“Technology is just a tool. In terms of getting the kids working together and motivating them, the teacher is most important.” —Bill Gates

Sunday, June 5, 2016

Kids Teaching Kids

Project: Kids Teaching Kids - Tips About Technology

This semester I was faced with a difficulty. I joined an online course from TIGed called "Education for Social Innovation". As a final assignment, we would have to work together with our students on a project. I was not alone, other teachers from my school were participating and so was my buddy Doug, the other Tech Integration Specialist. The problem was that I don't have students of my own. Doug and I decided to pair up and work together on our project. We both agreed that one of the common problems we face involves the misuse of technology, and more specifically of social media, so we would like center our project around that.

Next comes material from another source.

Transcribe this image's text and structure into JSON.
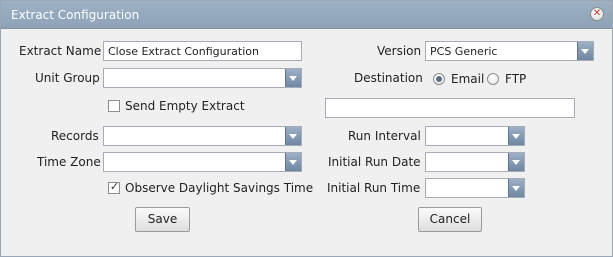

We needed students, so we turned to a grade 5 teacher for help. Mr. Trujillo was happy to let us work with his kids. We scheduled 15 mins with them on several mornings. Without giving them much direction, we decided to see where the student discussions would lead us.

Day 1: We started by asking the students what kind of problems they were experiencing related with technology. During this first day of contact with this group we heard of technical difficulties, from lack of wifi or battery duration, to frustration when their parents were texting while driving.

Day 2: We tried to be a little more direct and asked about what difficulties they had with the use of technology. This time, they did mention social media issues, as we were anticipating. They seemed to not be concerned about the number of followers they had on Instagram. We tried to make them relate their online life with a common face-to-face situation, such as visiting a restaurant. What would happen if something embarrassing happened and your friends saw you?

Day 3: We approached the students by telling them what situations we regularly saw in school and although we teach digital citizenship, they seem to be occurring more frequently. We asked them what advice they could offer for dealing with the social media problems they were experiencing. They had great recommendations: Be proactive; Surround yourself with good friends - online and face-to-face; Involve parents; Have rules; Educate other kids; etc.

Day 4: How can these kids be proactive and educate other kids? After a short discussion, they thought the best idea would be to talk to the students in lower grades. What would they tell them? Think before you post; Have trustworthy followers and friends; Get parents involved; Don't be rude when online; Act as if it was the physical world; Talk about consequences; Fill your time with other things to do.

Day 5: The kids were quite excited about how they could make a difference with their schoolmates. They developed the idea to show the smaller kids an embarrassing picture of a person and have them make comments, perhaps on post-its. After a while, the real person would walk in and they would ask them if they could say the same things to their face. This idea still needs to be tweaked in order to not offend anyone, but they're enthusiastic and are on to a good start.

Day 6: By this time, the course was on it's final week. We invited the group to pitch their idea to the Social Innovation online class. A few kids represented the fifth grade group. They did a great job describing the project to the other participants and teacher.

Since the school year is almost over too, next year we will pick up where we left off and hope to implement this idea that originated in a grade 5 classroom.